Hinckley suffered from acute psychosis when he shot the president and had developed an obsession with the actress Jodie Foster, believing the attack would impress her.
In September 2021, the court approved an agreement by prosecutors and Hinckley's defense team that would allow his release in June if he complied with certain conditions. A judge in the U.S. District Court for the District of Columbia held a hearing on Wednesday to ensure the agreement remained intact.
In a status report for the court last month, the U.S. Attorney for the District of Columbia wrote that Hinckley "has recovered his sanity such that he does not present a danger to himself or others because of mental illness if unconditionally released on June 15, 2022."

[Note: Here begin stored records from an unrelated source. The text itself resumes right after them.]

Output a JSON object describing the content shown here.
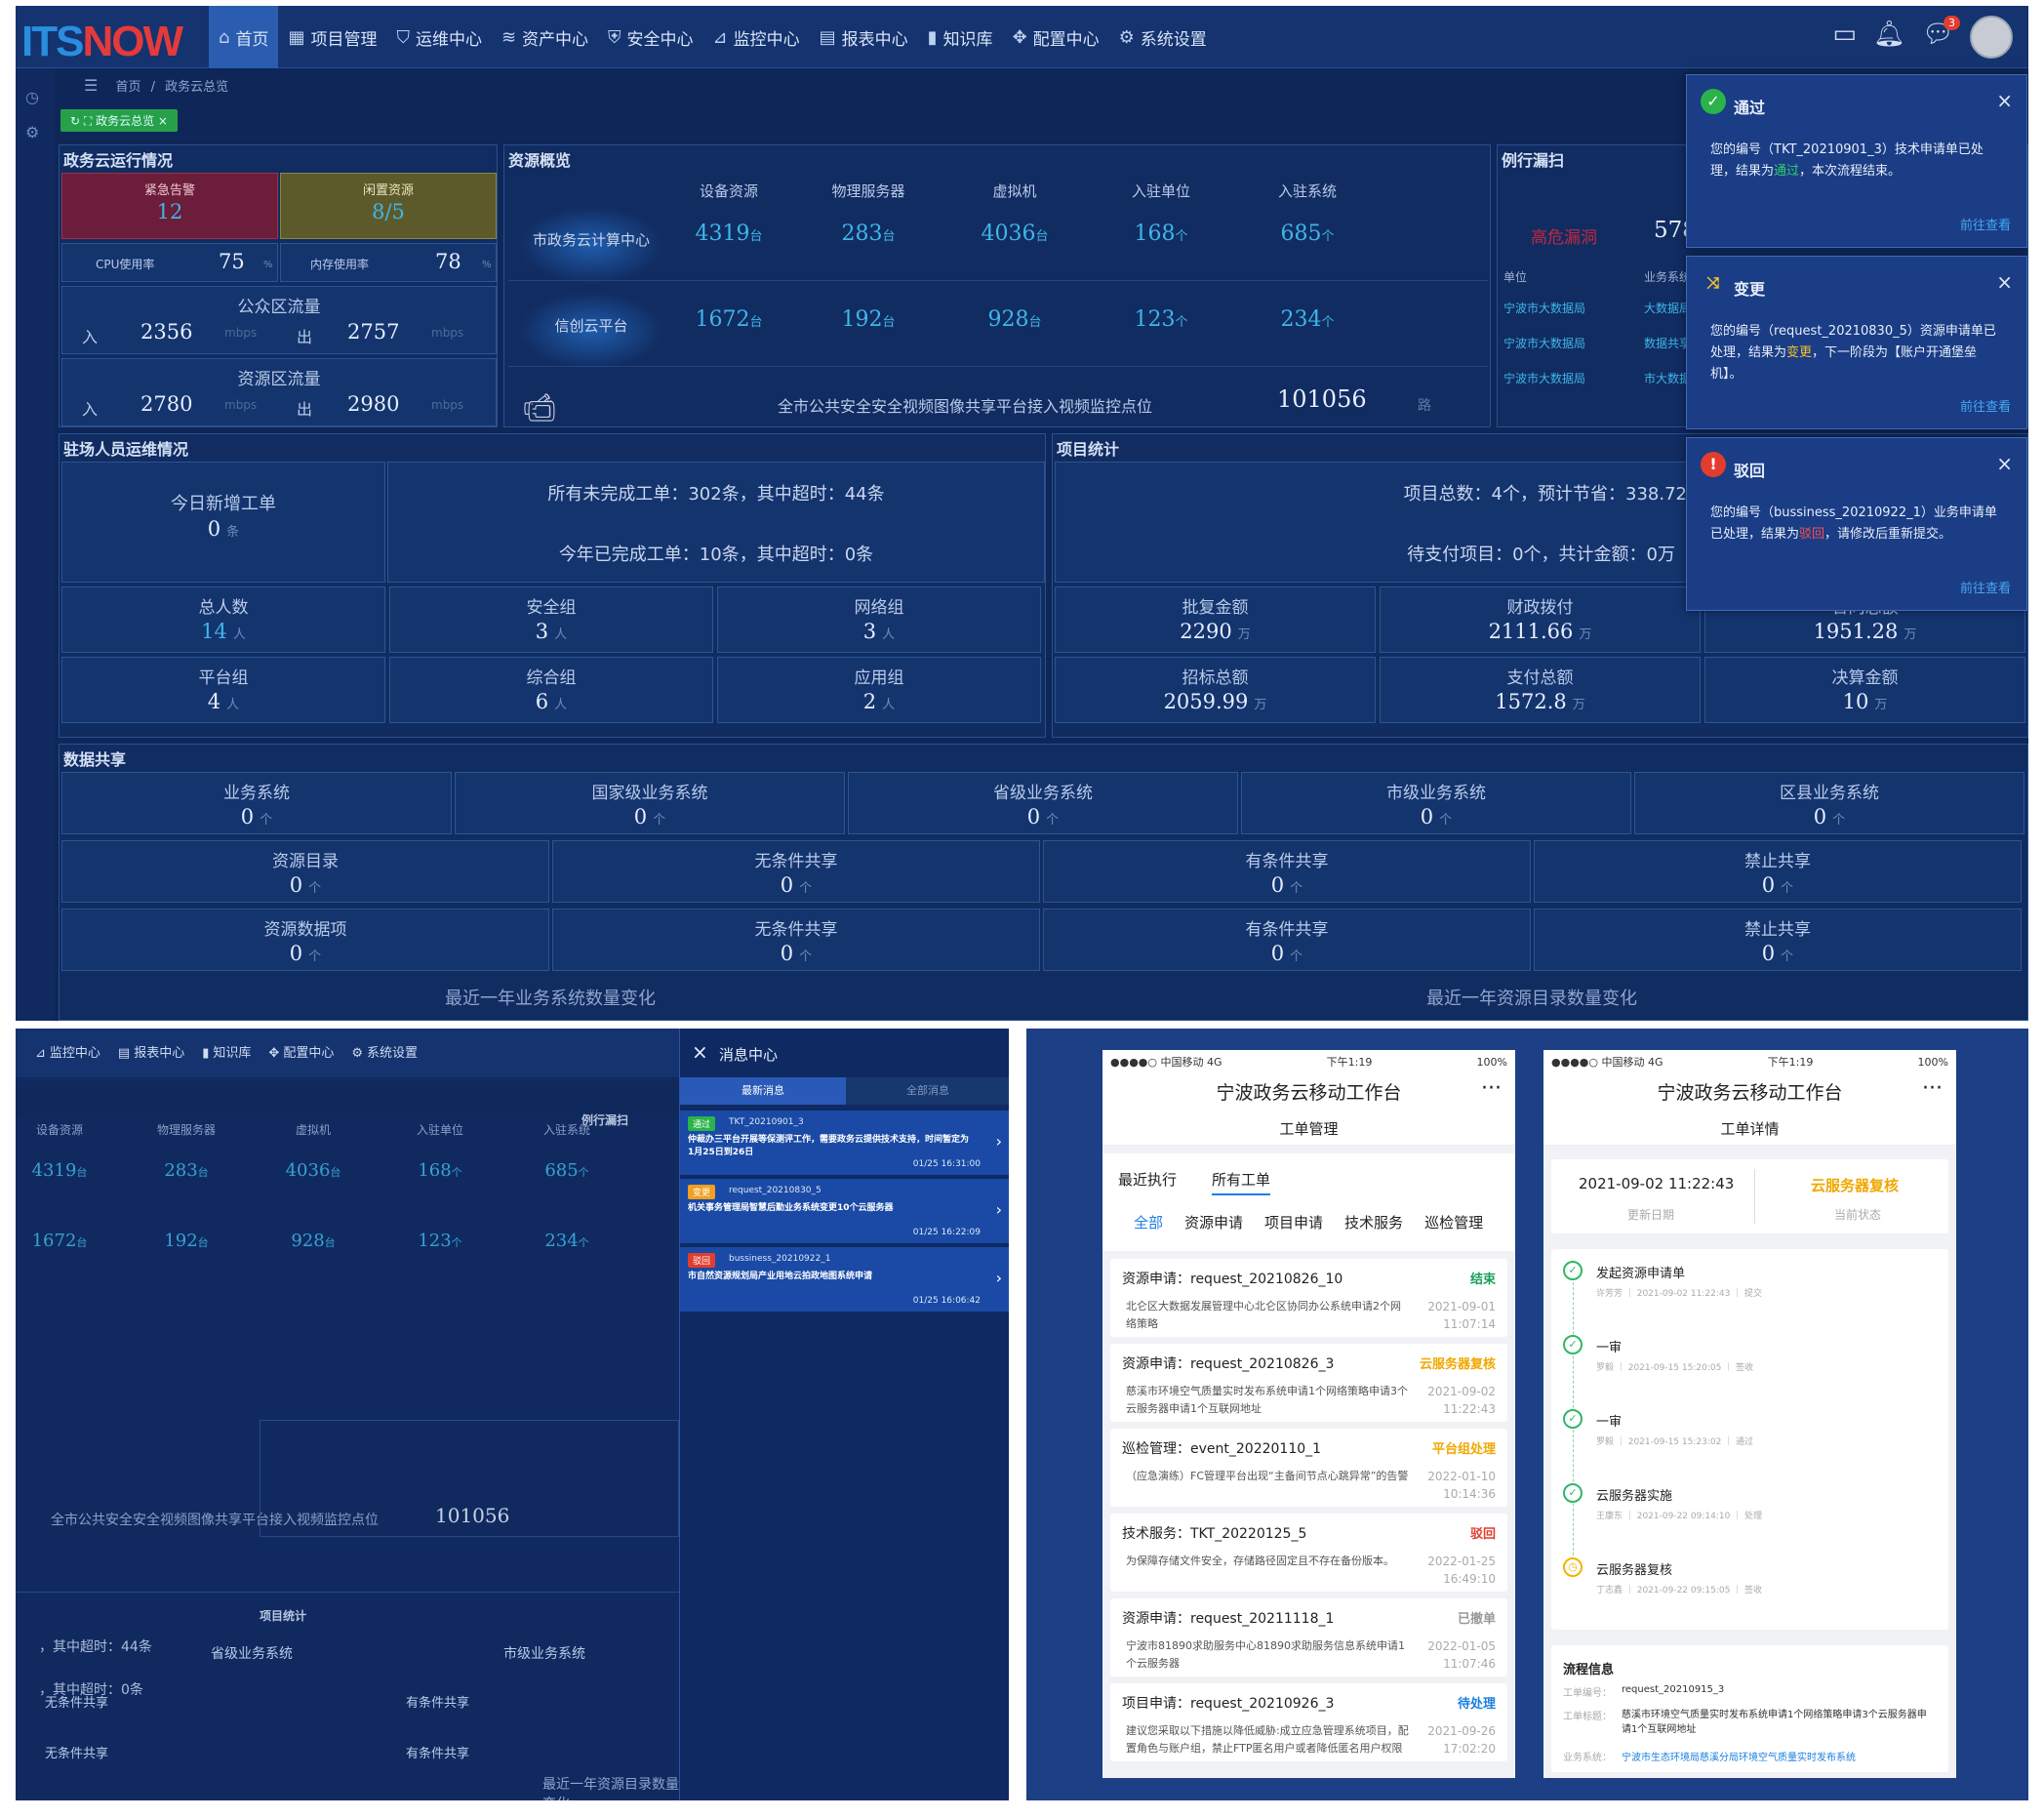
{
  "brand": {
    "left": "ITS",
    "right": "NOW"
  },
  "nav": [
    {
      "label": "首页",
      "icon": "⌂"
    },
    {
      "label": "项目管理",
      "icon": "▦"
    },
    {
      "label": "运维中心",
      "icon": "⛉"
    },
    {
      "label": "资产中心",
      "icon": "≋"
    },
    {
      "label": "安全中心",
      "icon": "⛨"
    },
    {
      "label": "监控中心",
      "icon": "⊿"
    },
    {
      "label": "报表中心",
      "icon": "▤"
    },
    {
      "label": "知识库",
      "icon": "▮"
    },
    {
      "label": "配置中心",
      "icon": "✥"
    },
    {
      "label": "系统设置",
      "icon": "⚙"
    }
  ],
  "topright": {
    "msg_badge": "3"
  },
  "breadcrumb": {
    "home": "首页",
    "sep": "/",
    "current": "政务云总览"
  },
  "tabtag": "政务云总览",
  "p1": {
    "title": "政务云运行情况",
    "alarm_label": "紧急告警",
    "alarm_value": "12",
    "idle_label": "闲置资源",
    "idle_value": "8/5",
    "cpu_label": "CPU使用率",
    "cpu_value": "75",
    "mem_label": "内存使用率",
    "mem_value": "78",
    "pct": "%",
    "public_label": "公众区流量",
    "in": "入",
    "out": "出",
    "public_in": "2356",
    "public_out": "2757",
    "unit": "mbps",
    "res_label": "资源区流量",
    "res_in": "2780",
    "res_out": "2980"
  },
  "p2": {
    "title": "资源概览",
    "cols": [
      "设备资源",
      "物理服务器",
      "虚拟机",
      "入驻单位",
      "入驻系统"
    ],
    "rows": [
      {
        "name": "市政务云计算中心",
        "vals": [
          "4319",
          "283",
          "4036",
          "168",
          "685"
        ]
      },
      {
        "name": "信创云平台",
        "vals": [
          "1672",
          "192",
          "928",
          "123",
          "234"
        ]
      }
    ],
    "units": [
      "台",
      "台",
      "台",
      "个",
      "个"
    ],
    "video_label": "全市公共安全安全视频图像共享平台接入视频监控点位",
    "video_value": "101056",
    "video_unit": "路"
  },
  "p3": {
    "title": "例行漏扫",
    "high": "高危漏洞",
    "high_value": "578",
    "hdr_unit": "单位",
    "hdr_sys": "业务系统",
    "rows": [
      {
        "unit": "宁波市大数据局",
        "sys": "大数据局"
      },
      {
        "unit": "宁波市大数据局",
        "sys": "数据共享"
      },
      {
        "unit": "宁波市大数据局",
        "sys": "市大数据"
      }
    ]
  },
  "p4": {
    "title": "驻场人员运维情况",
    "today_label": "今日新增工单",
    "today_value": "0",
    "tiao": "条",
    "open_text": "所有未完成工单：302条，其中超时：44条",
    "done_text": "今年已完成工单：10条，其中超时：0条",
    "grid": [
      {
        "label": "总人数",
        "value": "14"
      },
      {
        "label": "安全组",
        "value": "3"
      },
      {
        "label": "网络组",
        "value": "3"
      },
      {
        "label": "平台组",
        "value": "4"
      },
      {
        "label": "综合组",
        "value": "6"
      },
      {
        "label": "应用组",
        "value": "2"
      }
    ],
    "ren": "人"
  },
  "p5": {
    "title": "项目统计",
    "line1": "项目总数：4个，预计节省：338.72万",
    "line2": "待支付项目：0个，共计金额：0万",
    "grid": [
      {
        "label": "批复金额",
        "value": "2290"
      },
      {
        "label": "财政拨付",
        "value": "2111.66"
      },
      {
        "label": "合同总额",
        "value": "1951.28"
      },
      {
        "label": "招标总额",
        "value": "2059.99"
      },
      {
        "label": "支付总额",
        "value": "1572.8"
      },
      {
        "label": "决算金额",
        "value": "10"
      }
    ],
    "wan": "万"
  },
  "p6": {
    "title": "数据共享",
    "row1": [
      {
        "label": "业务系统",
        "value": "0"
      },
      {
        "label": "国家级业务系统",
        "value": "0"
      },
      {
        "label": "省级业务系统",
        "value": "0"
      },
      {
        "label": "市级业务系统",
        "value": "0"
      },
      {
        "label": "区县业务系统",
        "value": "0"
      }
    ],
    "row2": [
      {
        "label": "资源目录",
        "value": "0"
      },
      {
        "label": "无条件共享",
        "value": "0"
      },
      {
        "label": "有条件共享",
        "value": "0"
      },
      {
        "label": "禁止共享",
        "value": "0"
      }
    ],
    "row3": [
      {
        "label": "资源数据项",
        "value": "0"
      },
      {
        "label": "无条件共享",
        "value": "0"
      },
      {
        "label": "有条件共享",
        "value": "0"
      },
      {
        "label": "禁止共享",
        "value": "0"
      }
    ],
    "ge": "个",
    "chart1": "最近一年业务系统数量变化",
    "chart2": "最近一年资源目录数量变化"
  },
  "toasts": [
    {
      "title": "通过",
      "body_pre": "您的编号（TKT_20210901_3）技术申请单已处理，结果为",
      "body_hl": "通过",
      "body_post": "，本次流程结束。",
      "link": "前往查看",
      "color": "#2fd06a",
      "icon": "✓",
      "iconbg": "#2ab34a"
    },
    {
      "title": "变更",
      "body_pre": "您的编号（request_20210830_5）资源申请单已处理，结果为",
      "body_hl": "变更",
      "body_post": "，下一阶段为【账户开通堡垒机】。",
      "link": "前往查看",
      "color": "#f7c22b",
      "icon": "⤨",
      "iconbg": "transparent"
    },
    {
      "title": "驳回",
      "body_pre": "您的编号（bussiness_20210922_1）业务申请单已处理，结果为",
      "body_hl": "驳回",
      "body_post": "，请修改后重新提交。",
      "link": "前往查看",
      "color": "#ff4d4f",
      "icon": "!",
      "iconbg": "#e23c2e"
    }
  ],
  "msgcenter": {
    "title": "消息中心",
    "tab1": "最新消息",
    "tab2": "全部消息",
    "items": [
      {
        "tag": "通过",
        "tagcolor": "#2ab34a",
        "id": "TKT_20210901_3",
        "text": "仲裁办三平台开展等保测评工作，需要政务云提供技术支持，时间暂定为1月25日到26日",
        "time": "01/25 16:31:00"
      },
      {
        "tag": "变更",
        "tagcolor": "#f0a020",
        "id": "request_20210830_5",
        "text": "机关事务管理局智慧后勤业务系统变更10个云服务器",
        "time": "01/25 16:22:09"
      },
      {
        "tag": "驳回",
        "tagcolor": "#e23c2e",
        "id": "bussiness_20210922_1",
        "text": "市自然资源规划局产业用地云拍政地图系统申请",
        "time": "01/25 16:06:42"
      }
    ]
  },
  "phone1": {
    "carrier": "●●●●○ 中国移动 4G",
    "time": "下午1:19",
    "battery": "100%",
    "title": "宁波政务云移动工作台",
    "sub": "工单管理",
    "tabs": [
      "最近执行",
      "所有工单"
    ],
    "filters": [
      "全部",
      "资源申请",
      "项目申请",
      "技术服务",
      "巡检管理"
    ],
    "orders": [
      {
        "title": "资源申请：request_20210826_10",
        "status": "结束",
        "color": "#18a05a",
        "desc": "北仑区大数据发展管理中心北仑区协同办公系统申请2个网络策略",
        "date": "2021-09-01",
        "time": "11:07:14"
      },
      {
        "title": "资源申请：request_20210826_3",
        "status": "云服务器复核",
        "color": "#f0a800",
        "desc": "慈溪市环境空气质量实时发布系统申请1个网络策略申请3个云服务器申请1个互联网地址",
        "date": "2021-09-02",
        "time": "11:22:43"
      },
      {
        "title": "巡检管理：event_20220110_1",
        "status": "平台组处理",
        "color": "#f0a800",
        "desc": "（应急演练）FC管理平台出现“主备间节点心跳异常”的告警",
        "date": "2022-01-10",
        "time": "10:14:36"
      },
      {
        "title": "技术服务：TKT_20220125_5",
        "status": "驳回",
        "color": "#e23c2e",
        "desc": "为保障存储文件安全，存储路径固定且不存在备份版本。",
        "date": "2022-01-25",
        "time": "16:49:10"
      },
      {
        "title": "资源申请：request_20211118_1",
        "status": "已撤单",
        "color": "#999999",
        "desc": "宁波市81890求助服务中心81890求助服务信息系统申请1个云服务器",
        "date": "2022-01-05",
        "time": "11:07:46"
      },
      {
        "title": "项目申请：request_20210926_3",
        "status": "待处理",
        "color": "#1a7fe0",
        "desc": "建议您采取以下措施以降低威胁:成立应急管理系统项目，配置角色与账户组，禁止FTP匿名用户或者降低匿名用户权限",
        "date": "2021-09-26",
        "time": "17:02:20"
      }
    ]
  },
  "phone2": {
    "carrier": "●●●●○ 中国移动 4G",
    "time": "下午1:19",
    "battery": "100%",
    "title": "宁波政务云移动工作台",
    "sub": "工单详情",
    "update_value": "2021-09-02 11:22:43",
    "update_label": "更新日期",
    "state_value": "云服务器复核",
    "state_label": "当前状态",
    "steps": [
      {
        "name": "发起资源申请单",
        "meta": "许芳芳 ｜ 2021-09-02 11:22:43 ｜ 提交",
        "done": true
      },
      {
        "name": "一审",
        "meta": "罗毅 ｜ 2021-09-15 15:20:05 ｜ 签收",
        "done": true
      },
      {
        "name": "一审",
        "meta": "罗毅 ｜ 2021-09-15 15:23:02 ｜ 通过",
        "done": true
      },
      {
        "name": "云服务器实施",
        "meta": "王康东 ｜ 2021-09-22 09:14:10 ｜ 处理",
        "done": true
      },
      {
        "name": "云服务器复核",
        "meta": "丁志鑫 ｜ 2021-09-22 09:15:05 ｜ 签收",
        "done": false
      }
    ],
    "flow_title": "流程信息",
    "f1_label": "工单编号：",
    "f1_value": "request_20210915_3",
    "f2_label": "工单标题：",
    "f2_value": "慈溪市环境空气质量实时发布系统申请1个网络策略申请3个云服务器申请1个互联网地址",
    "f3_label": "业务系统：",
    "f3_value": "宁波市生态环境局慈溪分局环境空气质量实时发布系统"
  }
}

Barry Levin, Hinckley's attorney, told the court on Wednesday the agreement to free his client was the "culmination of decades of work" after medical professionals came to an "unanimous" decision about his mental fitness.
Hinckley wishes he could "undo" his actions, the attorney said, and wished to apologize to the Reagan family. Hinckley himself was not present in court.
Prosecutors said they wish Hinckley "the best" and said his success is a testament to the value of proper mental health care.
Judge Paul Friedman reminded the court that they were present because Hinckley tried to kill Reagan, adding the president "was very close to death." The judge discussed the long history of the case and said the decision did not come lightly.